Y mientras todo eso ocurre, el arma de defensa que se nos ofrece contra esta agresión es votar cada cuatro años a los ilusos, incluso desde la izquierda, que se sienten con la vocación y el talento suficiente para cambiar el curso de los acontecimientos mientras dure su mandato.

 A pesar de las frustraciones personales y colectivas que la ciudadanía atesora contra la clase política, no voy aquí a sumarme al coro de quienes la descalifican sistemáticamente; y no lo voy a hacer porque considero a nuestros políticos  como integrantes de una especie irrelevante a la que, sin embargo, imagino lo suficientemente maleable como para adaptarse y virar de actitud a poco que su futuro dependa de los ecos que le lleguen de la calle, de la conciencia colectiva y de la actitud combativa de la población.
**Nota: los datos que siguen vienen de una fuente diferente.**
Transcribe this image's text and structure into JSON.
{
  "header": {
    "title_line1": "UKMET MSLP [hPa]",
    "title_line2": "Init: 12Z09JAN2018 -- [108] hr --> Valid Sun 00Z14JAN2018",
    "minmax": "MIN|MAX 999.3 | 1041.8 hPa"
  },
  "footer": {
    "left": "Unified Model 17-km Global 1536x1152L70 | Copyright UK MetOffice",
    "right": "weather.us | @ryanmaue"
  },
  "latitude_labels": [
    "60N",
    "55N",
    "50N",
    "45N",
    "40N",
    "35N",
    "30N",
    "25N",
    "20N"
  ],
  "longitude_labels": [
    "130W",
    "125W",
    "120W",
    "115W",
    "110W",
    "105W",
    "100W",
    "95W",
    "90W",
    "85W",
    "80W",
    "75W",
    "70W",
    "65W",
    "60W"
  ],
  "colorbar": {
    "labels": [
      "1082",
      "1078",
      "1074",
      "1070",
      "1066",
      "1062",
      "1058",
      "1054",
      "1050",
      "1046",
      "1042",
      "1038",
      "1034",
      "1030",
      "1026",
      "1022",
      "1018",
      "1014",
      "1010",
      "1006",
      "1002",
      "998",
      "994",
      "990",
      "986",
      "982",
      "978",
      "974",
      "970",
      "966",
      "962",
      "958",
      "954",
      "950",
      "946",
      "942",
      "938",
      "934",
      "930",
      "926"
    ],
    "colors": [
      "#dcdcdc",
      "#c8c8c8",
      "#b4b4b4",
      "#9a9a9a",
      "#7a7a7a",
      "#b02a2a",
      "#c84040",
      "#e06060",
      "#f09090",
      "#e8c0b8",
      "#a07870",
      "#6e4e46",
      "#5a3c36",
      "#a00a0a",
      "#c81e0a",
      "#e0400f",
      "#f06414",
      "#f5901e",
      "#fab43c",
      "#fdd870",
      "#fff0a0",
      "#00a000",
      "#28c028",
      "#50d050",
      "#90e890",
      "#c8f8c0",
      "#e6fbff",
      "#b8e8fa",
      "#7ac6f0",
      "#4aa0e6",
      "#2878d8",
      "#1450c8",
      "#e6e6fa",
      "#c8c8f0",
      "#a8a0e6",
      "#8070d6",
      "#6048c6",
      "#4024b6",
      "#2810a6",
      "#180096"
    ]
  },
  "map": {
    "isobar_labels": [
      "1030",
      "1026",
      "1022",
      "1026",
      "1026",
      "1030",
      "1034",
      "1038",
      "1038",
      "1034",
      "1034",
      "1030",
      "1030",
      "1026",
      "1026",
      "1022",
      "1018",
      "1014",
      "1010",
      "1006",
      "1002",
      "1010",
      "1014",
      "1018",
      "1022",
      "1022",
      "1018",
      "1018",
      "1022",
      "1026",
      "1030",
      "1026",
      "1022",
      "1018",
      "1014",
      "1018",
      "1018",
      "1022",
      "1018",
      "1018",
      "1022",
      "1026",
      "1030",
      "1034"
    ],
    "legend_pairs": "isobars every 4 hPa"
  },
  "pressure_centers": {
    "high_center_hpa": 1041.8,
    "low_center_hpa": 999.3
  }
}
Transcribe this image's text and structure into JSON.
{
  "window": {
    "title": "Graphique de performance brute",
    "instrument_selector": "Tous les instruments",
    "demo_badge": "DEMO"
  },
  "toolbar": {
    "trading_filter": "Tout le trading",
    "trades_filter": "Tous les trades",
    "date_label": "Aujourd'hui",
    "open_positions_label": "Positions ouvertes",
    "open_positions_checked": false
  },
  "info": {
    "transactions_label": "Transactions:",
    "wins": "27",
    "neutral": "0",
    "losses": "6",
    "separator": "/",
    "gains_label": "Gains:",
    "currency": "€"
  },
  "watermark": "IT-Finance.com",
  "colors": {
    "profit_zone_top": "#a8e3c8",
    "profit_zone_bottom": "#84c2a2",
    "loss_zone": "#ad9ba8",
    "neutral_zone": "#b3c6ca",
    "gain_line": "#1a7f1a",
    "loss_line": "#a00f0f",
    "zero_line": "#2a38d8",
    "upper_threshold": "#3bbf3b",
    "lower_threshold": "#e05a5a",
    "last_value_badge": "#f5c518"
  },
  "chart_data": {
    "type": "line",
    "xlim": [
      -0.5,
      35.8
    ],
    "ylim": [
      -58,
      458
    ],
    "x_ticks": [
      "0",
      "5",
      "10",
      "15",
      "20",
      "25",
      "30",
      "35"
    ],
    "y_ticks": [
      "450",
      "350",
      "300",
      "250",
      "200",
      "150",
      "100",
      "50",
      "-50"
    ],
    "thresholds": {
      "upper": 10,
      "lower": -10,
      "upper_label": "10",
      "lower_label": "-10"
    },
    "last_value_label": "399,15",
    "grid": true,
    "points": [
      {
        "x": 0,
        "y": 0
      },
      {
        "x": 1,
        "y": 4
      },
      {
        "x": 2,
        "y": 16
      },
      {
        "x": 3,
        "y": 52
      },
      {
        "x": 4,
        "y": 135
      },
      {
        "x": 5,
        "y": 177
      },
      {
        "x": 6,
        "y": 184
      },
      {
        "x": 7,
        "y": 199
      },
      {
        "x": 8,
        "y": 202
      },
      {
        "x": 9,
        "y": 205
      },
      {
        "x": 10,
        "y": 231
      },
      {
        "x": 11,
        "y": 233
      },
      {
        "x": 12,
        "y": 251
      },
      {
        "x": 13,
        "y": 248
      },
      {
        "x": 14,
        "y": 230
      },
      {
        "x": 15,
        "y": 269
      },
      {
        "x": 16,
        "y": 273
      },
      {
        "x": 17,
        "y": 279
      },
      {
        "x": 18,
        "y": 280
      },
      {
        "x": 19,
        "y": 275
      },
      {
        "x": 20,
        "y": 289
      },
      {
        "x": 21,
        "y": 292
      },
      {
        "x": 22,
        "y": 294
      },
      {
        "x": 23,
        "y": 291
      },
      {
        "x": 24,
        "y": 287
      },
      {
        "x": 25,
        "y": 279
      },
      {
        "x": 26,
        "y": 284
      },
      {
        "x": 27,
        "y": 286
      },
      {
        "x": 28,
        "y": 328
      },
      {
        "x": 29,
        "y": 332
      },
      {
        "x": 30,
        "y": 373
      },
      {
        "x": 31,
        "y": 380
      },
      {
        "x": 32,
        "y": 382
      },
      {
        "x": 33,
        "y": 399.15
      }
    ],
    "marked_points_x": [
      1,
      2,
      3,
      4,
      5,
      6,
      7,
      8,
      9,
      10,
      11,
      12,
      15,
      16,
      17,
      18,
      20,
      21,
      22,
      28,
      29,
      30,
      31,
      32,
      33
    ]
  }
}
El atasco actual que impide cambiar el rumbo de los acontecimientos no se encuentra hoy tanto en los representantes sino en los representados.

Para desatascar la situación, lo decisivo es darse cuenta de la enorme diferencia entre el ritmo endiablado de las elecciones que se toman a la velocidad de la luz en los mercados financieros y el ritmo paquidérmico  de las que se toman en las consultas políticas. De aquí a cuatro años, todos calvos.

Para equilibrar el diverso timing de unas y otras elecciones, la gente honrada tiene que elegir también a la misma velocidad que actúan los especuladores, rentistas y demás parásitos  por muy “populares” que se consideren. Hay que desplegar todo un abanico de iniciativas, de “acciones directas” que “recorten” en la vida de cada uno de nosotros las posibilidades de enriquecimiento de tales parásitos: accionistas, obligacionistas, tenedores de bonos, rentistas, etc., negando el pan y la sal a toda empresa participada en bolsa, apoyando iniciativas productivas, asistenciales y solidarias de proximidad que garanticen la capitalización colectiva destinada a crear empleo y certidumbres. Habría que crear un partido, una plataforma, una convención o lo que fuese que, además de presentarse a las elecciones, estimulara el   protagonismo y no la espera acomodaticia de sus afiliados, animándolos a asumir sus propias responsabilidades hasta conformar  un movimiento radicalmente opuesto al capitalismo financiero, para que quite sus garras de la economía real creando las bases de un nuevo modelo productivo libre de parásitos y una nueva certidumbre que hoy está supeditada a las elecciones fulminantes y dolosas de rentistas y  “ahorradores”.